Fragen an unseren Oberbürgermeisterkandidaten Jens Böhringer


Ihr(e) liebste(r) Hanauer(in)?
Rudi Völler! Ich habe es geliebt ihm beim Fußball zuzuschauen.

Ihre Lieblingsbeschäftigung?
Neben der Politik, sicherlich der Sport in all seinen Facetten. Am liebsten in Kombination mit der Familie.    

Welches Hanauer Ereignis fasziniert Sie am meisten?
Von klein auf der Hanauer Wochenmarkt, den ich immer wieder gerne besuche! Als Steinheimer übt zudem das Johannisfeuer eine besondere Anziehung auf mich aus.

Was ist Ihr liebster Ort/Platz in Hanau?
Das bin ich wohl wieder beim Wochenmarkt und dem Marktplatz. 

Als neuer Bürgermeister sind Sie auch Chef der Stadtverwaltung. Was dürfen die Mitarbeiter, die gerade eine große Neuorganisation hinter sich haben, von Ihnen erwarten?
Einen fairen, engagierten Chef, dem das Wohl seiner Mitarbeiter sehr wichtig ist und der stets ein offenes Ohr für sie hat.

Die mittelständische Wirtschaft und die Stadtentwicklung sind zwei Standbeine von Hanau. Auf welchem dritten Bein möchten Sie stehen?
Es wäre schön, wenn Hanau touristisch noch mehr angenommen werden würde.
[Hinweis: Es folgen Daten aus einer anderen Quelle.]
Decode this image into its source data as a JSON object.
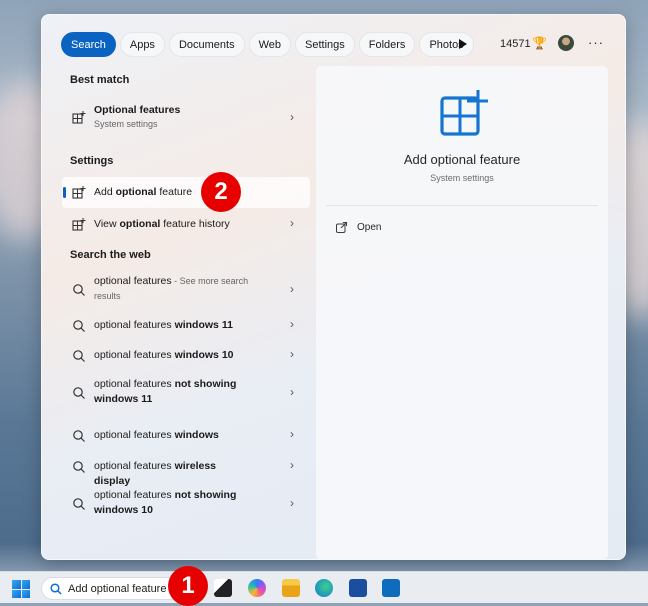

Wir müssen uns als Stadt hier keineswegs verstecken und haben sehr viel zu bieten. 

Welche Frage würden Sie gerne Ihrem Gegenkandidaten stellen?
Ich würde ihn fragen, worin für ihn nach so vielen Jahren in der Kommunalpolitik, noch der Reiz besteht und was ihn antreibt. Darüber hinaus würde ich wohl Fragen zum Umgang mit den Anfeindungen ihm gegenüber stellen.

Welche (Kommunal-)Politiker haben Sie geprägt – sind vielleicht sogar ein bisschen Vorbild?
Mich prägten am ehesten tatsächlich Kommunalpolitiker. Zum einen Klaus Romeis, der mir nach wie vor wie ein Mentor zur Seite steht, aber auch Norbert Müller von der SPD, der leider 2008 viel zu früh gestorben ist. Mit ihm leitete ich viele Jahre das kath. Zeltlager und wir führten so einige interessante Diskussionen, wenngleich unsere Meinungen dabei sehr verschieden waren. 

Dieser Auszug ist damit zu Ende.